Um grupo de pesquisadores do Instituto de Ciências do Mar (Labomar) da Universidade Federal do Ceará acredita ter descoberto o que está por trás do aparecimento de centenas de caixas de borracha em diversos pontos do litoral nordestino desde o ano passado. Segundo eles, o material é oriundo de um navio alemão atacado por tropas americanas próximo a Recife durante a Segunda Guerra Mundial.
A descoberta da origem das caixas pode ajudar a desvendar outro mistério que vem gerando danos ambientais na mesma região, o surgimento de manchas de petróleo em mais de 100 praias. Segundo os pesquisadores, há uma hipótese de que o mesmo navio seja a origem das manchas, uma vez que elas apresentam rota parecida com a que foi possivelmente percorrida pelas caixas.
Estudos de outro tipo são necessários para realizar essa verificação. Também participante da pesquisa, o professor Rivelino Cavalcante está coletando diversas amostras do óleo em praias cearenses. Elas serão enviadas a um laboratório nos Estados Unidos especializado nesse tipo de material, a fim de determinar pontos como característica, idade e origem geográfica. Pesquisadores divergem da conclusão porque afirmam que o petróleo encontrado agora é novo. O TNH1 questionou a Petrobras sobre essa informação, mas ela ainda não se pronunciou.
A pesquisa
O ponto de partida para a descoberta foi uma inscrição que havia em uma das caixas ‒ encontrada em julho deste ano em uma praia de Itarema (a cerca de 200 quilômetros de Fortaleza) ‒ indicando que o material do navio cargueiro provinha da Indochina Francesa. Esse território, situado nos atuais Vietnã, Laos e Camboja, era uma colônia da França, mas durante a Segunda Guerra foi dominado pelos japoneses, que, com alemães e italianos, compunham o bloco conhecido como Eixo.
Os dados encontrados indicariam que “esse produto era antigo, provavelmente de um naufrágio. Através dessa marcação [na caixa], fizemos uma pesquisa histórica e conseguimos identificar um cargueiro, chamado Rio Grande, que tinha uma carga de borracha com as inscrições referentes à Indochina Francesa”, explica o professor Carlos Teixeira, um dos responsáveis pela pesquisa.
De acordo com as informações (oriundas de um banco de dados americano sobre naufrágios no Atlântico Sul durante a Segunda Guerra), o cargueiro em questão foi afundado em 1944. Os sobreviventes conseguiram sair em pequenos botes, depois desembarcaram em Fortaleza e foram presos na 10ª Região Militar. O navio foi encontrado em 1996, a cerca de 5.700 metros de profundidade.

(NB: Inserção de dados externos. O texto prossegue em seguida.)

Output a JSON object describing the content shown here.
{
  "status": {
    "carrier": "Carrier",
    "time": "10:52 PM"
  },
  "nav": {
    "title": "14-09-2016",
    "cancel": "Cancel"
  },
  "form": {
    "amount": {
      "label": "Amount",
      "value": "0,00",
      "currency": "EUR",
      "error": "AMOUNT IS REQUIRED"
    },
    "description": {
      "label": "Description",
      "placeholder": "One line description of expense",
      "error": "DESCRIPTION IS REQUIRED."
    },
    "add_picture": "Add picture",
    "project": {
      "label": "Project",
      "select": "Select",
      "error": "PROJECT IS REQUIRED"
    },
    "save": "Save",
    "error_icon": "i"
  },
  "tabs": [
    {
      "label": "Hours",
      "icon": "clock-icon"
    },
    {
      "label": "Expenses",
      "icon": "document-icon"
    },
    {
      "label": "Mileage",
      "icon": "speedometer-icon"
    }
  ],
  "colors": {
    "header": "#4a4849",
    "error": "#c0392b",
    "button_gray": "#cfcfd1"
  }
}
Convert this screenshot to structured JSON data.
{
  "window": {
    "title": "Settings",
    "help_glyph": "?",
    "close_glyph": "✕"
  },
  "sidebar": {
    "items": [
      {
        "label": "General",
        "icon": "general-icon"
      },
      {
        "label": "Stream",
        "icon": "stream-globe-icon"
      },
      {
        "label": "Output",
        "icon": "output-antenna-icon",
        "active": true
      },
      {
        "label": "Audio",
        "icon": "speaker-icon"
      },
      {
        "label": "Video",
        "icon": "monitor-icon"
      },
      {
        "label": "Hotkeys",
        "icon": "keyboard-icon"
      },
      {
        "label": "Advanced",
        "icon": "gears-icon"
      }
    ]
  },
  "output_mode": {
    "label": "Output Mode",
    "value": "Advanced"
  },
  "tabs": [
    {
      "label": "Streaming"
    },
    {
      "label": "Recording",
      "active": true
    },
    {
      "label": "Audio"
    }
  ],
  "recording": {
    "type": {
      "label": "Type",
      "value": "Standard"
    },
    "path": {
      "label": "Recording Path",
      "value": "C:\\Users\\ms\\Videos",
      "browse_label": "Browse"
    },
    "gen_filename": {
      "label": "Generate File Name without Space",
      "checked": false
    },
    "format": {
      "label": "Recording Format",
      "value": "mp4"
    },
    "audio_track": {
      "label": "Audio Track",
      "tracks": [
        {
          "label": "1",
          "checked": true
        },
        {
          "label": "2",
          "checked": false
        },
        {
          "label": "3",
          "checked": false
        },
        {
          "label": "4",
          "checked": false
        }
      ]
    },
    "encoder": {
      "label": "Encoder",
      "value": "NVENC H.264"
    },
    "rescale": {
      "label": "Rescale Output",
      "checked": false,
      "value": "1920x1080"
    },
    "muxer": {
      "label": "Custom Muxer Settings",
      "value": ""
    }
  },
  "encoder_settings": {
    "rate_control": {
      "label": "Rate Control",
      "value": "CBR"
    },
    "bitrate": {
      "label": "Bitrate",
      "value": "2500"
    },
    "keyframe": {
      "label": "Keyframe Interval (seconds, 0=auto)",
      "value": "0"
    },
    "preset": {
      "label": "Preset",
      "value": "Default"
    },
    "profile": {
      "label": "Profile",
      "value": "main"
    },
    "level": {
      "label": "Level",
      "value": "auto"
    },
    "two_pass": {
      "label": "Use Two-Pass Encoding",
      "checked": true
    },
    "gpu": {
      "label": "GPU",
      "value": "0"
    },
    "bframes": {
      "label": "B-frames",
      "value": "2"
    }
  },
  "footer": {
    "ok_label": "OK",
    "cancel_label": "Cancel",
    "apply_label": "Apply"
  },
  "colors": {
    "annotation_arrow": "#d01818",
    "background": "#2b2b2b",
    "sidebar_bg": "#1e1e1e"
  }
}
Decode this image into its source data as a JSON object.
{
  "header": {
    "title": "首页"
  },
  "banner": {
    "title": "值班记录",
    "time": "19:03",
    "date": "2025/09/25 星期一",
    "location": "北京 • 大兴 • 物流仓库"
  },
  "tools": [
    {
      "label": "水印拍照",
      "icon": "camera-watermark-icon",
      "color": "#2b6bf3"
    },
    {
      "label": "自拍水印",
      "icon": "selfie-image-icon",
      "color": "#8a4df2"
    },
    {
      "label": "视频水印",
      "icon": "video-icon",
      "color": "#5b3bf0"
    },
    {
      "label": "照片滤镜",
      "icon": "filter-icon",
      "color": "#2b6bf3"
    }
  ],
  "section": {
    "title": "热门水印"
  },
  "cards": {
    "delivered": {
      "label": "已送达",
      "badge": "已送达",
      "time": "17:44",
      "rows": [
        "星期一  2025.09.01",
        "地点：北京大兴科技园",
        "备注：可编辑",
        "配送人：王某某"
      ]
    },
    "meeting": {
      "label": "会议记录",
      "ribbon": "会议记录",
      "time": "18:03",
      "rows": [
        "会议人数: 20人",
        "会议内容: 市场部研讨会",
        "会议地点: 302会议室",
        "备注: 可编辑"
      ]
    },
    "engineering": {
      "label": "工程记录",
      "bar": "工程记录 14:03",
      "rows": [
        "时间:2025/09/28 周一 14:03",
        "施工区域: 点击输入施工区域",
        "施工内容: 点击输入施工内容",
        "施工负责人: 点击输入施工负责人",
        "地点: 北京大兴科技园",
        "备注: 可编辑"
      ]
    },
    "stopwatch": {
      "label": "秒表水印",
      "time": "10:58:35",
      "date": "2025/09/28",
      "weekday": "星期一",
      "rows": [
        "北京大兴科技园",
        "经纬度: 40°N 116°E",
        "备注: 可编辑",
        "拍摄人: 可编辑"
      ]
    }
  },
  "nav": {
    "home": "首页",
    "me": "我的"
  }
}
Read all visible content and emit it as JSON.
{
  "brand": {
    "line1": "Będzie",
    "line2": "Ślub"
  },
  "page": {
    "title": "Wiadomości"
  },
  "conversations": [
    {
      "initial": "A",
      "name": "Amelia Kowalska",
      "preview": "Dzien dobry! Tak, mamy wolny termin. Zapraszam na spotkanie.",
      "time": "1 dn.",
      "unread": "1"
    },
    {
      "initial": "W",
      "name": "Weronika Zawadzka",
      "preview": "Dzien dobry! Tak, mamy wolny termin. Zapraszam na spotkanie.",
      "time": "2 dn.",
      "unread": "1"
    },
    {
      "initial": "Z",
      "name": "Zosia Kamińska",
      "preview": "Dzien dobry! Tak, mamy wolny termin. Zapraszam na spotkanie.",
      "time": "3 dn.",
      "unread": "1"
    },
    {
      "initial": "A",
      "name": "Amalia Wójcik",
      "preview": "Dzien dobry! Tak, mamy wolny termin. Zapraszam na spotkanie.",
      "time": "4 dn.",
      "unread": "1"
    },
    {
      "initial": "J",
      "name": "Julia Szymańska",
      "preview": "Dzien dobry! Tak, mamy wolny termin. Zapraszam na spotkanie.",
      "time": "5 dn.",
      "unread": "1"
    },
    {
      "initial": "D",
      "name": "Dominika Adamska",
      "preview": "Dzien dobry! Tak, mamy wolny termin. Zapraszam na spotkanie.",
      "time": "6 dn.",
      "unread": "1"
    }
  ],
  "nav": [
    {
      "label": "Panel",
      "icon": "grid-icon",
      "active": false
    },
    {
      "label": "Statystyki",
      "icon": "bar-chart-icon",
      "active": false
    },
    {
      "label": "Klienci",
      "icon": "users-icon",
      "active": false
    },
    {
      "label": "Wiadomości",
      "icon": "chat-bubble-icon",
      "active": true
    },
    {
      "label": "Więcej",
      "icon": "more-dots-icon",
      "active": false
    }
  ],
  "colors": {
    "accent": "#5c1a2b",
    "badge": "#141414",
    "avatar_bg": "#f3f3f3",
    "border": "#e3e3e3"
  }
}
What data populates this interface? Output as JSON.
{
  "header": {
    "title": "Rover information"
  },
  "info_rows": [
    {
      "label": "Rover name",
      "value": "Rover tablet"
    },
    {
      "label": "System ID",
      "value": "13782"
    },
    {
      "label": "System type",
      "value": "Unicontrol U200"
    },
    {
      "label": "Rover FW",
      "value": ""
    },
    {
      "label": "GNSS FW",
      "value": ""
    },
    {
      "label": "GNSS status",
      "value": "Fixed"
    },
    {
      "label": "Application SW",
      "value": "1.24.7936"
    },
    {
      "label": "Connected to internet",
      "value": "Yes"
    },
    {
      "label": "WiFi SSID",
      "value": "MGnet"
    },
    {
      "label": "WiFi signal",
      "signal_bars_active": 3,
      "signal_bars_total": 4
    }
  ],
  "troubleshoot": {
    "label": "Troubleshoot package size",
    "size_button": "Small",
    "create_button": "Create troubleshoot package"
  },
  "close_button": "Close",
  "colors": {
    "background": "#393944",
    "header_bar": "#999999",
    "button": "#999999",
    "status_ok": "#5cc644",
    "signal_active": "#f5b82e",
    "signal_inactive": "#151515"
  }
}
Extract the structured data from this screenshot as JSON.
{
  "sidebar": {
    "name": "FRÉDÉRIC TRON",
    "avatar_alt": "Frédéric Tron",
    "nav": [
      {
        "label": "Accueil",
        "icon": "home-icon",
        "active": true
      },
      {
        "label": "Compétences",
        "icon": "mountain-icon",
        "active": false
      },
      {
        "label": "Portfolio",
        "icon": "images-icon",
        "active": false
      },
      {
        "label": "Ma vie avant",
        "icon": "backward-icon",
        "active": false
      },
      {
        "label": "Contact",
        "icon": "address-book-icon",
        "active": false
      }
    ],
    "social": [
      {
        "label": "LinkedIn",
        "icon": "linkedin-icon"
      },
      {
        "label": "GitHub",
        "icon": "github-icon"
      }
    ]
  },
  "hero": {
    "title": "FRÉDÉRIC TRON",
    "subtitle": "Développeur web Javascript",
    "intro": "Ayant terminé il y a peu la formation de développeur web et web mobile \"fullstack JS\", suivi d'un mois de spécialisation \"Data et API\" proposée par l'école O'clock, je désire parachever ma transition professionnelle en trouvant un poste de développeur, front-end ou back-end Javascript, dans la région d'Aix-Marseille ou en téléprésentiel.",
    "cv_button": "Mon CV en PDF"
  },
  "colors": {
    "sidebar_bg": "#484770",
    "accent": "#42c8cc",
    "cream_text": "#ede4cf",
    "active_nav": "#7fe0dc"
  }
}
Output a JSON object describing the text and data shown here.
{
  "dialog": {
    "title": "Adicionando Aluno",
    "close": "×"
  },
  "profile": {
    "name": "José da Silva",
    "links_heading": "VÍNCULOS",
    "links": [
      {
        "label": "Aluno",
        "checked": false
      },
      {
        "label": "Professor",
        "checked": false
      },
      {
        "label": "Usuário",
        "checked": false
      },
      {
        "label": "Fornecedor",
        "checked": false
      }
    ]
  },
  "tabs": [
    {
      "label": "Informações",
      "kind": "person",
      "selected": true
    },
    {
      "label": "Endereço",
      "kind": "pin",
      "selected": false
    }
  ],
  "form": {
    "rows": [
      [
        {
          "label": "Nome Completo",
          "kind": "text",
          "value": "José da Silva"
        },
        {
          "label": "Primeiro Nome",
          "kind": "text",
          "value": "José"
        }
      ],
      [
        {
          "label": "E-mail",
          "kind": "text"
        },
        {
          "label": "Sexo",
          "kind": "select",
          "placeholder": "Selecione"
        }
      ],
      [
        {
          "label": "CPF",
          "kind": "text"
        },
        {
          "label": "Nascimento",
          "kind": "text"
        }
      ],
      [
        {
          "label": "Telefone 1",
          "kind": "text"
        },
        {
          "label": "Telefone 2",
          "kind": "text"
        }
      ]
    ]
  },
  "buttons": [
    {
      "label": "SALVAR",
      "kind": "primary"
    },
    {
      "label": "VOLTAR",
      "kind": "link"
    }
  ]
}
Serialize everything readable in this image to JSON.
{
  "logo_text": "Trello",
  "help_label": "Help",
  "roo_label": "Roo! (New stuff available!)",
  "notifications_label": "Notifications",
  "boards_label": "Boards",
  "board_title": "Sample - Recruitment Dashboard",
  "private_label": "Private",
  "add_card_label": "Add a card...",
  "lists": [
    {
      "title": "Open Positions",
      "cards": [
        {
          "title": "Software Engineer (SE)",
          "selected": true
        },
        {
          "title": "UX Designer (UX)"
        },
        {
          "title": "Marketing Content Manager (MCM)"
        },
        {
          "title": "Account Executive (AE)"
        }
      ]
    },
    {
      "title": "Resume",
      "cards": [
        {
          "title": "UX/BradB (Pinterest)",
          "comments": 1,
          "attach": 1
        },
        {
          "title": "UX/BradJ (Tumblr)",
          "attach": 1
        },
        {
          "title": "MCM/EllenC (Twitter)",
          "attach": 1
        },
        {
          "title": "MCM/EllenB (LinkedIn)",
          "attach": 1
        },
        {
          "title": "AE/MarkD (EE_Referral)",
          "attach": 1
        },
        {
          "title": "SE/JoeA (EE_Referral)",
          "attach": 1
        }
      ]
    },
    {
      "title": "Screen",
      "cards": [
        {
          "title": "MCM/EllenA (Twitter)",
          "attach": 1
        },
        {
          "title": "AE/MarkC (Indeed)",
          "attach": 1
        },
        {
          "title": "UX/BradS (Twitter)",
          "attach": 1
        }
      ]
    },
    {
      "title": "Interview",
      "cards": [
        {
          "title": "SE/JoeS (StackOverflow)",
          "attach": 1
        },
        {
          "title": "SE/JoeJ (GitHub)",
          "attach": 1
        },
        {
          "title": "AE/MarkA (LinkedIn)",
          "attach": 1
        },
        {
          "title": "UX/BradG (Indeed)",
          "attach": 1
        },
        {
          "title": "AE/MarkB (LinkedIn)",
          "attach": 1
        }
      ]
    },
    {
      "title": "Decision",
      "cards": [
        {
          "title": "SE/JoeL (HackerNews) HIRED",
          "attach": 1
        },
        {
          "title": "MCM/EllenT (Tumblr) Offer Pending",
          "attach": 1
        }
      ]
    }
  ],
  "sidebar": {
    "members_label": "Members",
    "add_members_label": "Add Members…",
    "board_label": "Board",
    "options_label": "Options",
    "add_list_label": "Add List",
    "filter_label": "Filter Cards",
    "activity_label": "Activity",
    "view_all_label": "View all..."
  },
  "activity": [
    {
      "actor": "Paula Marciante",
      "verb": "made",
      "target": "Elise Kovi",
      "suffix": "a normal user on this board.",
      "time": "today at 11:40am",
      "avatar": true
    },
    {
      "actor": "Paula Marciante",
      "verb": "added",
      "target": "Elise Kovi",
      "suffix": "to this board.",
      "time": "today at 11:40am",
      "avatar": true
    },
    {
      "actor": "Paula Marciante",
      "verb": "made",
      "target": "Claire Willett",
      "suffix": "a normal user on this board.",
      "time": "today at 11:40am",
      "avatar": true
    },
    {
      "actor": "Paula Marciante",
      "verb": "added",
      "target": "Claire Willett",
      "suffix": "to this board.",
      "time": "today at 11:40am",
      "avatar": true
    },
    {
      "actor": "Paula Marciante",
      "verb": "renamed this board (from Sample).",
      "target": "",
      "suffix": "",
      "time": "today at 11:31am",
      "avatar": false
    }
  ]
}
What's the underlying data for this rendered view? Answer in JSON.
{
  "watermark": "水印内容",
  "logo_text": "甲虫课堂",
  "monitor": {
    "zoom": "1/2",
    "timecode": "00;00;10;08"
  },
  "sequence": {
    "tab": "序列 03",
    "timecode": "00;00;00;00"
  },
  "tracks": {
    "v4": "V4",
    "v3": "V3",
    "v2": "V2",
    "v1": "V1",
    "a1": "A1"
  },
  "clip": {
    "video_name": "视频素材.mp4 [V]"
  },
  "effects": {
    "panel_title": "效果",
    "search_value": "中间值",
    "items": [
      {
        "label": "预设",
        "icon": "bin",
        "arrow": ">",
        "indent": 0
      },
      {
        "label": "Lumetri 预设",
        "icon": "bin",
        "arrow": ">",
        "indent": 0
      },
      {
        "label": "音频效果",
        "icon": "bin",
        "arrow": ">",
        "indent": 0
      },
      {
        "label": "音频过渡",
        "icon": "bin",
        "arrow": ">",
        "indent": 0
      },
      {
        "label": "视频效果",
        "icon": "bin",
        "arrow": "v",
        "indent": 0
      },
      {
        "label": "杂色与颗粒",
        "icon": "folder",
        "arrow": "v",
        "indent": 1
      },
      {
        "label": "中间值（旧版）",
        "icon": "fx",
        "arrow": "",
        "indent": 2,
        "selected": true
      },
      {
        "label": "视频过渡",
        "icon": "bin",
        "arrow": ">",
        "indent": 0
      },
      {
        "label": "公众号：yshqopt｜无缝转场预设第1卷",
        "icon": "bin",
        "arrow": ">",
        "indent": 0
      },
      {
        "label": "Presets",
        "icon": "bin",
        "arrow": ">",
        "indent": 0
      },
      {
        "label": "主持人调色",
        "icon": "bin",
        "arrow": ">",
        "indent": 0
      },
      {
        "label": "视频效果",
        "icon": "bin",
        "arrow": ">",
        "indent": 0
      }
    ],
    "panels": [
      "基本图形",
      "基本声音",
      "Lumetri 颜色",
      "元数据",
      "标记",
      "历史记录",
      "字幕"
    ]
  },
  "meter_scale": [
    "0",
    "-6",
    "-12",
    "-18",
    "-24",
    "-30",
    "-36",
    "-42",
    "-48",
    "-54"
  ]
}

Para dar respaldo ao levantamento histórico, os pesquisadores fizeram então uma simulação numérica computadorizada. Nessa simulação, são liberadas partículas a partir do lugar onde o navio afundou. O resultado mostra que essas partículas chegam exatamente ao litoral nordestino, reforçando a tese de que a antiga embarcação é a fonte das caixas vistas em várias praias desde o fim de 2018.
Nessa simulação, são considerados fatores como direção das correntes marítimas, temperatura, salinidade e ventos. Com isso, é possível saber de onde os materiais vêm e para onde eles estão sendo transportados pelas correntes. “É um marco histórico, porque conseguimos identificar a origem dessas caixas em relação ao cargueiro que deve ter se rompido no fundo do mar”, reforça Teixeira. Um artigo científico sobre o achado está sendo finalizado e em breve será submetido a um periódico internacional.
O professor Luis Ernesto Bezerra, também responsável pelo estudo, diz que casos parecidos já ocorreram em outras partes do mundo. Um dos mais recentes se deu em 2012, quando muitas caixas surgiram em praias de alguns países europeus. Inicialmente, pensou-se que elas provinham do famoso Titanic. Posteriormente, porém, as pesquisas revelaram que a origem era um navio japonês afundado em 1917, na Primeira Guerra Mundial.
Outro item que ainda está sendo pesquisado e pode fornecer mais informações sobre a origem do material são as cracas encontradas nas caixas. Cracas são crustáceos que vivem em alto mar e vão se prendendo às superfícies que ficam à deriva.
“Isso é um indício de que as caixas vieram de alto mar e não de um local próximo à costa. Pelo tamanho das cracas, é possível saber há mais ou menos quanto tempo elas estão presas nas caixas. Ainda estamos aprofundando esses estudos de crescimento das cracas, mas elas estão lá há pelo menos três ou quatro meses, que é o tempo durante o qual essas caixas devem estar flutuando, pois as cracas só ficam na superfície”, descreve Luis Ernesto. Também está sendo analisado o DNA das cracas, para saber de onde essas espécies são.